The Eyes of Tammy Faye

The concern in transforming Jessica Chastain into the flamboyant televangelist Tammy Faye Bakker — who famously had no top to go over in terms of hair and makeup — was: How much Tammy Faye was too much?

“We didn’t want to completely obliterate Jessica in this process,” says Justin Raleigh, who created and applied the special prosthetic makeup effects. “You can lose the audience’s connection to the person under the prosthetics when you completely cover them.”

Raleigh’s team employed a computer-rendered amalgamation of both women’s features. “We took it to the most extreme coverage, then peeled away all those layers down to the hallmark elements,” says Raleigh.

Raleigh augmented the baseline look to reflect Bakker’s ’80s/’90s era with larger, fuller facial prosthetics to show weight gain, and an enhanced lip line; for her later years, that look was aged with stippled latex over stretched skin to create crepe-like wrinkles.
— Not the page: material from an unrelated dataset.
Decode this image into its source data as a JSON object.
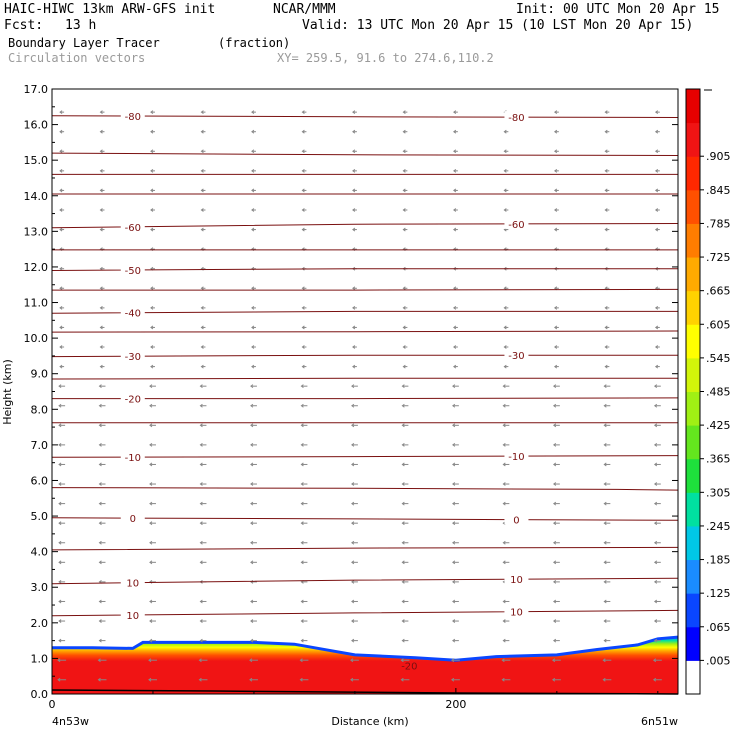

From there, Chastain, her longtime collaborator and makeup department head Linda Dowds, and hair department head Stephanie Ingram formulated more specific looks.

“The look across the board was pretty intense,” says Ingram of Bakker’s ever-shifting, oft-stratospheric hairstyles. “It’s amazing how different she looked when you took her from the ’80s, when it was curly and dirty blond with roots, to when she had it short, and then at the end when she was red … The colors of the wigs that she wore in those times were showing how Tammy was actually feeling.”